Background: Patients with dementia have an average 2 to 8 additional comorbidities which may accelerate progression of cognitive and functional impairments in the under-diagnosed and under-treated conditions. Patients with dementia who visit the emergency departments (ED) more frequently are hospitalized more often than patients without dementia and have higher mortality after an ED visit than patients without dementia.

Methods: The Nationwide Emergency Department Sample (NEDS) for the years 2006-2010 was used for the present study. All samples with a diagnosis of Alzheimer’s disease (AD) or any of 18 comorbidities in the listed (n=15) ICD-9 diagnoses, and patients aged 55 years and above (35,429,235 samples) were included. The frequencies of 18 comorbidities being listed with the AD diagnoses in the died-in-visit AD sample and their impacts on the likelihood of AD patients died-in-visit were investigated.

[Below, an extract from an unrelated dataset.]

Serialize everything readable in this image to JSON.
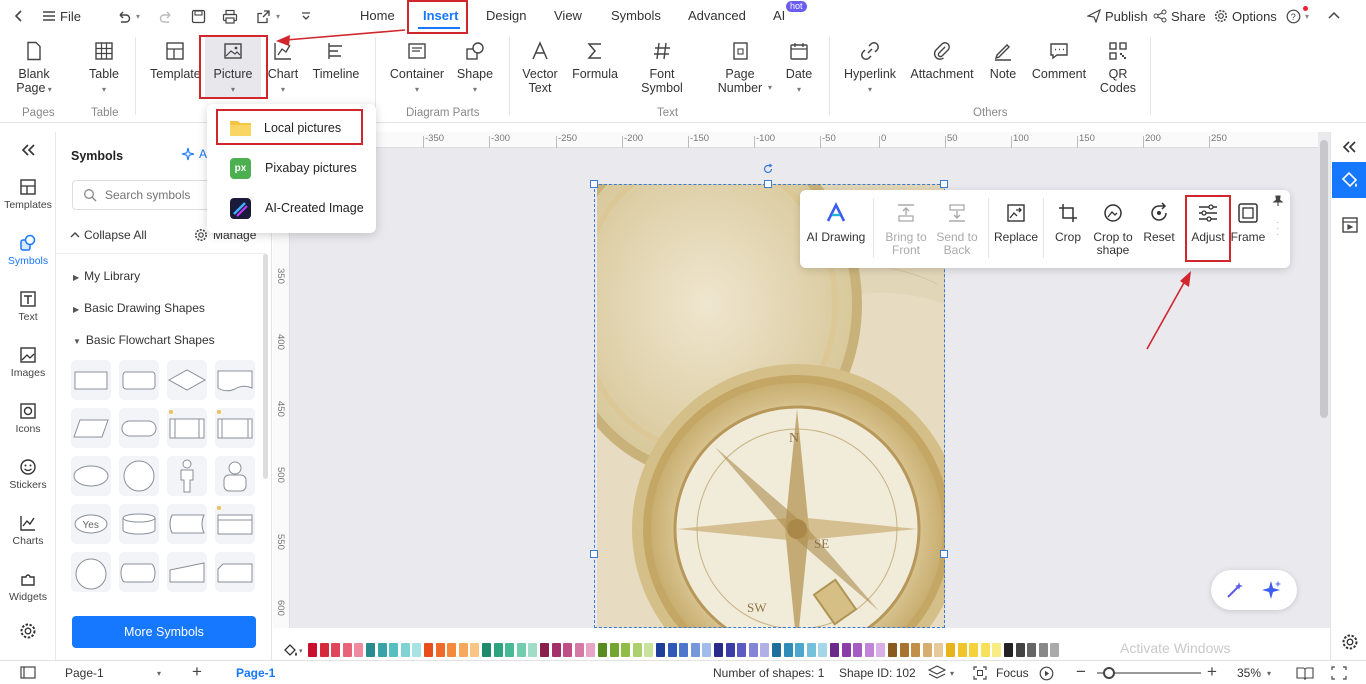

Results: In the whole sample, the mean age was 71.33 years, 57.2% were female. The number of patients with AD is 754011 (2.1%). Hypertension is the most frequent diagnosis in total samples (14343260, 40.5%) and in AD samples (379507, 50.3%). The number of total patients died-in- visit is 672722 (1.8%). The number of total AD patients died-in-visit is 26603 (4.0%). Hypertension is the most frequent diagnosis in total samples (40.5%) and in AD samples (50.3%); As for died-in-visit AD samples, dysrhythmias (52.5%) is the most frequent diagnosis followed by hypertension (30.3%), atherosclerosis (23.1%), chronic heart disease (12.7%) hypotension (8.6%), COPD (8.3%), brain hemorrhage (4.2%), and asthma (3.9%). AD patients have increased likelihood of dying with brain hemorrhage (OR = 7.06; 95% CI, 6.51 – 7.65, p < 0.001), hypotension (OR = 2.49; 95% CI, 2.36 – 2.63, p < 0.001), dysrhythmias (OR = 2.48; 95% CI, 2.40 – 2.55, p < 0.001), gastrointestinal ulcer (OR = 1.26; 95% CI, 1.02 - 1.55, p=0.032), diabetes mellitus (OR = 1.21; 95% CI, 1.16 - 1.27, p < 0.001), and atherosclerosis (OR = 1.08; 95% CI, 1.04 - 1.13, p < 0.001).

Conclusions: cardiovascular comorbidities are overwhelmingly common in AD patients died-in-visit after being admitted to ED. Screening newly admitted AD patients in ED for these comorbidities may help address them early and reduce the likelihood of dying-in-visit.